The company will now begin refilling the 160 excavation sites they dug throughout the neighborhood.

On Sunday, they issued the following press release announcing the restoration of service, and thanking the community for their cooperation:

As of Saturday, all customers affected by the Gravesend natural gas outage have been contacted to have their appliances re-lit. All have been visited for re-lights, 93 percent have been restored, National Grid is coordinating around the customers’ schedules and working with plumbers on a few sites to safely restore the remaining locations.

The extensive restoration effort involved purging over 50,000 gallons of water from about four miles of gas main spanning an area of 46 blocks after a high-pressure water main leak sent thousands of gallons of water into the local gas system.

Over 300 crews have worked around-the-clock since the outage began. The crews have dug over 160 excavations to support the water pumping effort. Some of the excavations will remain open for a period in order for National Grid to monitor that additional pumping is not required. These excavations around the neighborhood are clearly marked, but National Grid urges residents to be extra aware of their surroundings and use caution, especially at night.
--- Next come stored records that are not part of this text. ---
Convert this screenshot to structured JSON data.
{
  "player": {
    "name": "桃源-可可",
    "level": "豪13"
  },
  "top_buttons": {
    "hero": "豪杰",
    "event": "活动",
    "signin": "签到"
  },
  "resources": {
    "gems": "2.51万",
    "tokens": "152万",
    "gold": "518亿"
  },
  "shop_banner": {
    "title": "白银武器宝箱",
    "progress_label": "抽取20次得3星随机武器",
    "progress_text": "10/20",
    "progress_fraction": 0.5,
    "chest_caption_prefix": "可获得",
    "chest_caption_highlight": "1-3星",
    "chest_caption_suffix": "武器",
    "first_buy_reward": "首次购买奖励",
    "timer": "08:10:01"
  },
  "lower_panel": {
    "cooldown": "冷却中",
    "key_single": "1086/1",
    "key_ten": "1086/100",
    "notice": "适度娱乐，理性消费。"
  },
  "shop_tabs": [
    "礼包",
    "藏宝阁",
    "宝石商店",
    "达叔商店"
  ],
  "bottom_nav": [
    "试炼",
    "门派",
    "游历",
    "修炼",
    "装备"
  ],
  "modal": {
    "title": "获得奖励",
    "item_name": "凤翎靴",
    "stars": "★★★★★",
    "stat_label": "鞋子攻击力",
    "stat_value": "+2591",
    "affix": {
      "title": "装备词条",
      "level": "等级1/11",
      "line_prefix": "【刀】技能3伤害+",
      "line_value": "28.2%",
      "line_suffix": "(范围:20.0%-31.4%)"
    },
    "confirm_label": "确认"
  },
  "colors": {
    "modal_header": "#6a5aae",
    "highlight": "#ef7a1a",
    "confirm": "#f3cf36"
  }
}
Once all repairs are permanent the excavations will be filled and roads and sidewalks will be restored and paved. In addition, over the next several weeks the company will continue to have trucks and crews in the area completing work to restore the gas system to normal operation.

Customers should call National Grid at 718-643-4050 if they have any questions or additional service needs.

“We can’t thank the community enough for their cooperation and appreciate their patience as we complete the remaining service re-lights,” said Robert DeMarinis, National Grid vice president, New York Gas. “We will continue to work in and with the community on the permanent restoration effort in the coming weeks.”